На самом же деле она была чуть выше среднего роста, сложена прекрасно, и если бы не гнулась, то Иван Егорович причислил бы ее к тем древним богиням, которые известны всему миру.

При ее появлении сиреневая призма сошла с глаз Ивана Егоровича, и он увидел перед собой женщину, как всегда мягко–застенчивую, с большими, трогательно–наивными, детскими глазами. В старой литературе такое выражение глаз, дающее характер всему лицу, называлось инфантильным… Иван Егорович умел вести себя с дамами тонко и приятно, но при появлении Иллирии Сергеевны побоялся встать, не надеясь на свои ноги.
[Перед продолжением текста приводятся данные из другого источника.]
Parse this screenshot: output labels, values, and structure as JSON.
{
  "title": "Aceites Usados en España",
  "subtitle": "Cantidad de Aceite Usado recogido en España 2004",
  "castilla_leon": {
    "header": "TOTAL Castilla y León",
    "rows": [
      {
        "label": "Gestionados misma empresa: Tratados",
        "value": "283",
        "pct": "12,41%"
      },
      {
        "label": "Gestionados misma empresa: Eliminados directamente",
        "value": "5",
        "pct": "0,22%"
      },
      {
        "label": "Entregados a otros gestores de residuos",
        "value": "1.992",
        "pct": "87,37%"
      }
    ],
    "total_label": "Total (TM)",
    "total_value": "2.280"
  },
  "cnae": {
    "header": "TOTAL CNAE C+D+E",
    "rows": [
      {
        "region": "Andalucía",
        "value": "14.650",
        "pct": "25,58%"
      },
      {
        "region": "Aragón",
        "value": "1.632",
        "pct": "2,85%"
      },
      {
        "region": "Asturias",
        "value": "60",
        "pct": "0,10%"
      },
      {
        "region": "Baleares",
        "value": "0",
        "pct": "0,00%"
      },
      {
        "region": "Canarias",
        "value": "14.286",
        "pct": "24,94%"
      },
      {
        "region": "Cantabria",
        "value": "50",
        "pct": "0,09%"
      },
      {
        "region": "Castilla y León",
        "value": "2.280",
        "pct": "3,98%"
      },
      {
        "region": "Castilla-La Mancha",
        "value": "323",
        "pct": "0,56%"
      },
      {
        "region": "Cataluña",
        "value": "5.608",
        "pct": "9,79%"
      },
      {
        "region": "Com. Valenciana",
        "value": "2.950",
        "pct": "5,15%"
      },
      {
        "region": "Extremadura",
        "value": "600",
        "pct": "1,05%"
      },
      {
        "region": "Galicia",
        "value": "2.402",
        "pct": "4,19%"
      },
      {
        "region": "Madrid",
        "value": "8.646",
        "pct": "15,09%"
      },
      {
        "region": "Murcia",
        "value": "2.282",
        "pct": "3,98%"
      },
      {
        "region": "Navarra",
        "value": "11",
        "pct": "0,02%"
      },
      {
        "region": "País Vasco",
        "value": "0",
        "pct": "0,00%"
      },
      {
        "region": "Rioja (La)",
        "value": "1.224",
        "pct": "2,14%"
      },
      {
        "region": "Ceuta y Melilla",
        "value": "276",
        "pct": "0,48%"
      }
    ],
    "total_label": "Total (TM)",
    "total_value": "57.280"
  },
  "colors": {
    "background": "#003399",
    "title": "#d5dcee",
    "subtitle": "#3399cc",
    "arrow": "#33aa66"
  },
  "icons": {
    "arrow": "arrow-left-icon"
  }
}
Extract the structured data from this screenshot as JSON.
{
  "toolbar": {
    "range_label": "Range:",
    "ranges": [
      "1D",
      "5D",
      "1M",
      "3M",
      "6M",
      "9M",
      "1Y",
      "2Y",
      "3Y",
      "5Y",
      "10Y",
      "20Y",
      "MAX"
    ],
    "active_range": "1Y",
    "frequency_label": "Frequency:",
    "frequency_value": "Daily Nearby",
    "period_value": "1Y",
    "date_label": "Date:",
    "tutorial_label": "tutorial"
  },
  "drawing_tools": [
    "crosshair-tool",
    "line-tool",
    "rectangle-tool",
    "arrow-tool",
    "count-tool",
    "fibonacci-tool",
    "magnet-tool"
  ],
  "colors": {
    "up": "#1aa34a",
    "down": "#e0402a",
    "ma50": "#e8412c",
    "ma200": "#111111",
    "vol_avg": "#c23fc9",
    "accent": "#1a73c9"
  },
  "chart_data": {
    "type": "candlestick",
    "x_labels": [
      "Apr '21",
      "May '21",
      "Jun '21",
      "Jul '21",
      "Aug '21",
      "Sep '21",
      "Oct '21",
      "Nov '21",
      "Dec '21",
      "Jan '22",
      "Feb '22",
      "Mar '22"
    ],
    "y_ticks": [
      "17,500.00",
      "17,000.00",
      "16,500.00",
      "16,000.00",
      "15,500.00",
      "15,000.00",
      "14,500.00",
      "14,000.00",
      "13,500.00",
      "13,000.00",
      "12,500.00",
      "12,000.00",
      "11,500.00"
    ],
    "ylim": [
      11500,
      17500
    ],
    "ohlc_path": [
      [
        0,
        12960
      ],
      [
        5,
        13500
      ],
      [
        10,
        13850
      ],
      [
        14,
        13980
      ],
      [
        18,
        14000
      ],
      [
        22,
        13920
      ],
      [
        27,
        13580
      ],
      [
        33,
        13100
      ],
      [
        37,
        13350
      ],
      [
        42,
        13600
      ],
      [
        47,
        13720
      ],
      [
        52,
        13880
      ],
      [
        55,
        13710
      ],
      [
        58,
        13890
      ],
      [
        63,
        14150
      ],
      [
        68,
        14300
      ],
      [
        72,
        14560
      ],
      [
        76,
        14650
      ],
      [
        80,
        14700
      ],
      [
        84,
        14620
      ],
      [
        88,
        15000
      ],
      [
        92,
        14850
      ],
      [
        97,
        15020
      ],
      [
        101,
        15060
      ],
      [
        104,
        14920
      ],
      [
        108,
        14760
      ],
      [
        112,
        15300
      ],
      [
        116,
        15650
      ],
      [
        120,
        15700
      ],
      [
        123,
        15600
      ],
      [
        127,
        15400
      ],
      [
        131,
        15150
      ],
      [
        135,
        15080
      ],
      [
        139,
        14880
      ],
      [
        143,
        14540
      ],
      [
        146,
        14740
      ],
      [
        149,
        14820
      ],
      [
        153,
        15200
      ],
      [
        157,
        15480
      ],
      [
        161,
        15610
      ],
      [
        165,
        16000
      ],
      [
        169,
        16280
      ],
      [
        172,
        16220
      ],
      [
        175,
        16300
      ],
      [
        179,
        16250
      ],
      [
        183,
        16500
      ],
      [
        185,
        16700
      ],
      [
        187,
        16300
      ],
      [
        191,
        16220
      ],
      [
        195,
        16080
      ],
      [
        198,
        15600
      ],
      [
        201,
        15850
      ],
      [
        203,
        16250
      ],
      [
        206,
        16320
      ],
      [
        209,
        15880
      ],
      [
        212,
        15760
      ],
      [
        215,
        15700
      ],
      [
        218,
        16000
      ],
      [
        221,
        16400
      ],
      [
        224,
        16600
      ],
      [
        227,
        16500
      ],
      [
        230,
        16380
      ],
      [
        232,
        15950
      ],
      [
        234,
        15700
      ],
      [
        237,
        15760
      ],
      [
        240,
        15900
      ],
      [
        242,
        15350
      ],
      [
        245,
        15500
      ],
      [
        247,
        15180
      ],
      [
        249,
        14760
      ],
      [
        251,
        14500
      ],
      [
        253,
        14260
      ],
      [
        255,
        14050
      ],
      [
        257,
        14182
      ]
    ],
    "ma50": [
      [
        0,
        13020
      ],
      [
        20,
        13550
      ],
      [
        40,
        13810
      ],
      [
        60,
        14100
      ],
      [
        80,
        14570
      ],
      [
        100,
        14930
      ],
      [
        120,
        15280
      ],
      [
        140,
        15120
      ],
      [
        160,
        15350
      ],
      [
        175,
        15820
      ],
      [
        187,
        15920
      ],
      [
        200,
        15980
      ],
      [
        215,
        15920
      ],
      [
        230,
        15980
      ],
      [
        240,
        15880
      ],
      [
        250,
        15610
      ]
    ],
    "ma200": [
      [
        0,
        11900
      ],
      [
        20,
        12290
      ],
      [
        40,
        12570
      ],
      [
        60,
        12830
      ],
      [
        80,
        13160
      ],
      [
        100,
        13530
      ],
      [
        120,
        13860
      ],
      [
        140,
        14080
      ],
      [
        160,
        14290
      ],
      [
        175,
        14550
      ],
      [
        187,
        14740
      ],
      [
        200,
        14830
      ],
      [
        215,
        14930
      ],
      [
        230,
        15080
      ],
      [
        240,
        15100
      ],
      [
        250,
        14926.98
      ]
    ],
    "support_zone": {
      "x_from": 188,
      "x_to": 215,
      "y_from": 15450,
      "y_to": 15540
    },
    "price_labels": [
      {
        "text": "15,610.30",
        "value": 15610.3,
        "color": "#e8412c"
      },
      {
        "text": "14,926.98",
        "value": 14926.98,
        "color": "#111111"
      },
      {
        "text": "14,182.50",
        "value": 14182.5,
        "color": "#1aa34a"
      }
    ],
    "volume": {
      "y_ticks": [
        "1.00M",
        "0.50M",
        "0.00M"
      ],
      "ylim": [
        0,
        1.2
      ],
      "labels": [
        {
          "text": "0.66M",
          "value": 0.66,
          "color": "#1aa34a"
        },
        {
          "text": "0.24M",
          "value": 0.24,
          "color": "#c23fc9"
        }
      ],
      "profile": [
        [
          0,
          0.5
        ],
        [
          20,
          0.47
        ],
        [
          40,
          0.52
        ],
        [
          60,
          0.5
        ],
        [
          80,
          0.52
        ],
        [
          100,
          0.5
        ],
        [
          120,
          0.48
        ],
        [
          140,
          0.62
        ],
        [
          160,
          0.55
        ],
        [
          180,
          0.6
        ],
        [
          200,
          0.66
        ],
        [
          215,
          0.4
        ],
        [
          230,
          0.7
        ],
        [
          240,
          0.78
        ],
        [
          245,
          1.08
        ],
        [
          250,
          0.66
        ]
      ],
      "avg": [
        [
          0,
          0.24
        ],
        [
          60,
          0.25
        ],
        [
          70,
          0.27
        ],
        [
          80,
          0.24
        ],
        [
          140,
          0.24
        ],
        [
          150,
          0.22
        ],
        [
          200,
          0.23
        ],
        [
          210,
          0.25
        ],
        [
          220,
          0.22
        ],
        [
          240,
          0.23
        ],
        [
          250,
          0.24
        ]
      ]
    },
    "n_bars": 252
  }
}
— Извините, — сказал он, — одурманило на воздухе. Подняться не могу.

Иллирия пожала руку Ивану Егоровичу и села рядом.

Порожек был небольшой, и она села тесно, чуть ли не прижавшись к Ивану Егоровичу. Ему стало радостно от этой ее простоты.

— Я к вам за спичками, Иван Егорович.

— С удовольствием одолжу.

— Одна боюсь.

— Чего, извините?

— Муж должен был сегодня приехать чуть позже и не приехал. Страшно одной ночевать. Глупости в голову лезут…

— Какие же глупости, извиняюсь?

— Ну, какие… Всякие.

— Разбойники? — Иван Егорович сказал это тем тоном, каким говорят с детьми.

— И разбойники.

Иван Егорович позволил себе вольность:

— Пригласите меня ночевать.

— Позвала бы, да комната одна, Иван Егорович. Неприлично.

— Могу охранять вас, как верный цербер. Сяду вот так на пороге и просижу до утра.

— Ох, Иван Егорович, Иван Егорович, — мягко сказала Иллирия. — Вы, оказывается, опасный мужчина. Представляю, что было в молодости.

— Ничего не было! — почти сердито откликнулся он.

— Ох, не верится! У вас глаза, знаете, какие…

— Не занимался, Иллирия Сергеевна, не на то был настроен.

— Значит, однолюб?

Оба они в это мгновение представили себе Нину Петровну.